I hope this information is still somewhat helpful - please feel free to contact me if you have further questions. Best of luck to you.
Outside of academia or post docs, is there a job market to pursue a career in forensic science or analytical chemistry research? I am considering returning to school to pursue a PhD in Chemistry, but I do not want to stop working in the lab. From what I've been told, those with PhDs and working outside of academia usually hold managerial or director-type positions; a future goal of mine, but not for the immediate future. I am wondering if it is still possible to conduct forensic research outside of the universities or would it be better to gain more hands-on experience in industry or a crime lab before returning to graduate school. Any suggestions?
Hey Adam, I'm pretty much in the same boat as you. I have been actively looking for Forensic Science Master's Programs for the past few months. Some schools I keep coming across that you might want to look into are:
Michigan State University
Hope this helps and I am also interested to know how important/beneficial a MS in Forensic Science is.

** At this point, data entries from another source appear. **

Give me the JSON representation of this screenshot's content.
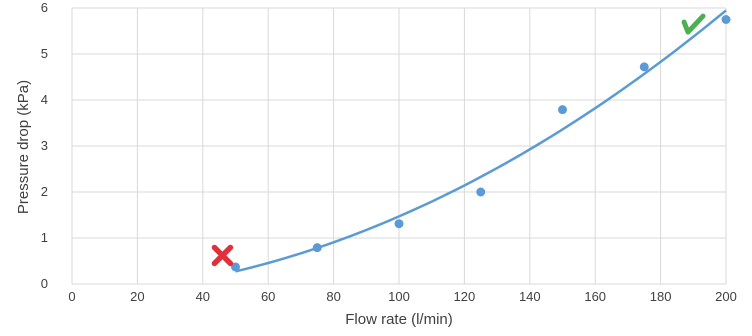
{
  "chart_data": {
    "type": "scatter",
    "title": "",
    "xlabel": "Flow rate (l/min)",
    "ylabel": "Pressure drop (kPa)",
    "xlim": [
      0,
      200
    ],
    "ylim": [
      0,
      6
    ],
    "x_ticks": [
      "0",
      "20",
      "40",
      "60",
      "80",
      "100",
      "120",
      "140",
      "160",
      "180",
      "200"
    ],
    "y_ticks": [
      "0",
      "1",
      "2",
      "3",
      "4",
      "5",
      "6"
    ],
    "grid": true,
    "legend": "none",
    "series": [
      {
        "x": [
          50,
          75,
          100,
          125,
          150,
          175,
          200
        ],
        "y": [
          0.37,
          0.79,
          1.31,
          2.0,
          3.79,
          4.72,
          5.75
        ],
        "color": "#5b9bd5",
        "marker": "circle",
        "trendline": "polynomial"
      }
    ],
    "annotations": [
      {
        "icon": "red-cross-icon",
        "x": 46,
        "y": 0.62,
        "color": "#e0303b"
      },
      {
        "icon": "green-check-icon",
        "x": 189,
        "y": 5.65,
        "color": "#4caf50"
      }
    ]
  }
}
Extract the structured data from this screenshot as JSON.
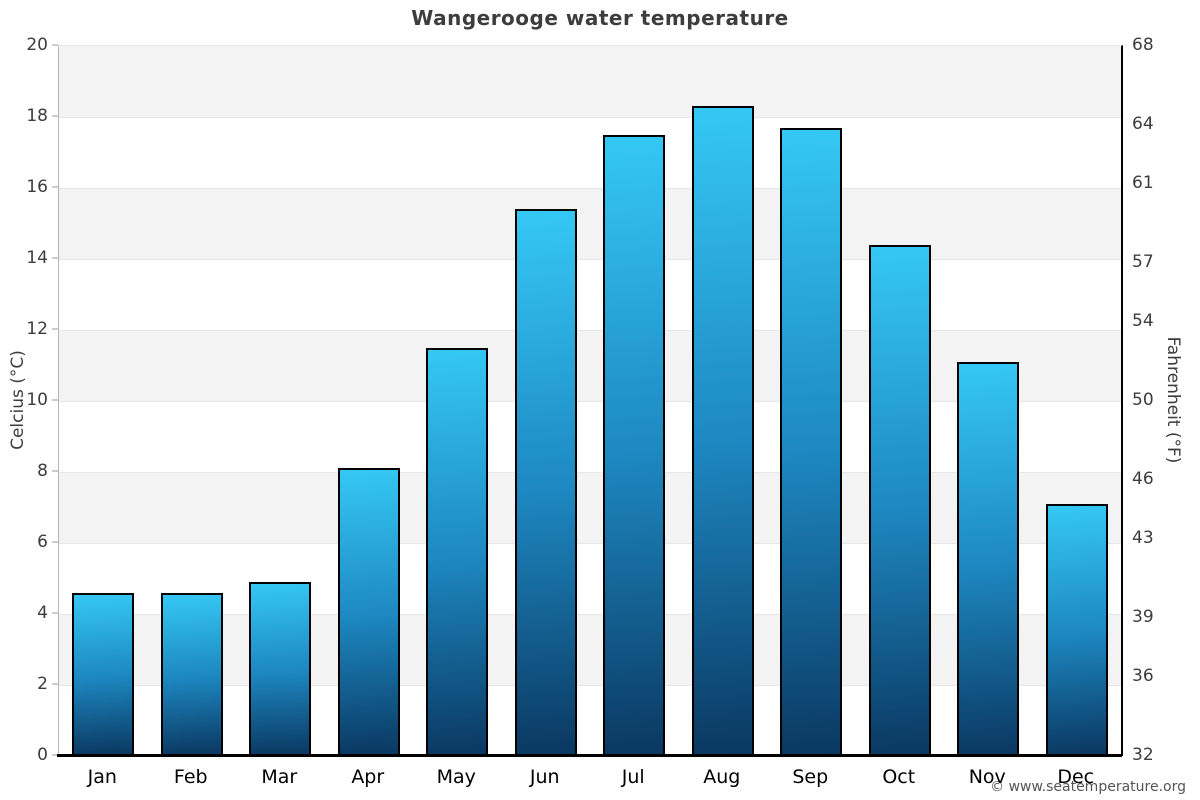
{
  "page": {
    "copyright": "© www.seatemperature.org"
  },
  "chart_data": {
    "type": "bar",
    "title": "Wangerooge water temperature",
    "categories": [
      "Jan",
      "Feb",
      "Mar",
      "Apr",
      "May",
      "Jun",
      "Jul",
      "Aug",
      "Sep",
      "Oct",
      "Nov",
      "Dec"
    ],
    "values": [
      4.6,
      4.6,
      4.9,
      8.1,
      11.5,
      15.4,
      17.5,
      18.3,
      17.7,
      14.4,
      11.1,
      7.1
    ],
    "unit": "°C",
    "ylabel": "Celcius (°C)",
    "ylabel_right": "Fahrenheit (°F)",
    "ylim": [
      0,
      20
    ],
    "yticks": [
      0,
      2,
      4,
      6,
      8,
      10,
      12,
      14,
      16,
      18,
      20
    ],
    "ylim_right": [
      32,
      68
    ],
    "yticks_right": [
      32,
      36,
      39,
      43,
      46,
      50,
      54,
      57,
      61,
      64,
      68
    ],
    "grid": "alternating-horizontal-bands",
    "gray_bands_celsius": [
      [
        2,
        4
      ],
      [
        6,
        8
      ],
      [
        10,
        12
      ],
      [
        14,
        16
      ],
      [
        18,
        20
      ]
    ],
    "legend": "none",
    "colors": {
      "bar_gradient_top": "#35c8f5",
      "bar_gradient_mid": "#1d87c0",
      "bar_gradient_bottom": "#0a3861",
      "bar_border": "#000000",
      "band_fill": "#f3f3f3",
      "gridline": "#e6e6e6",
      "baseline": "#000000"
    }
  }
}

I'm Nena. I have been working as a forensic toxicologist in the state of Florida for the past 6 years. I was hired on with only a B.A. in Chemistry, as were most of the analysts I work with. You do not NEED an M.S. or higher to do forensic work. Most of your training will be on the job. You do however need to think about who you are competing with for the position. Many students these days are getting advanced degrees because they are unable to find a job in forensics. I myself got my M.S. from the Univ. of Florida's online program while working full time in the field. I would again caution you: the salary you would be making at a government lab (state, county ~40,000) may not be worth the price you will pay for that M.S. As mentioned in another post, govt labs are overworked and underpaid. I will say it is nice to have that advanced degree when attorneys are questioning your credibility as an expert witness in a trial, but not so nice when I have to make that student loan payment:) There are a lot of factors to consider; ultimately, you should do what you want to do. I have my M.S. and now I have decided to apply to medical school...just goes to show you never know what will happen even a year down the road.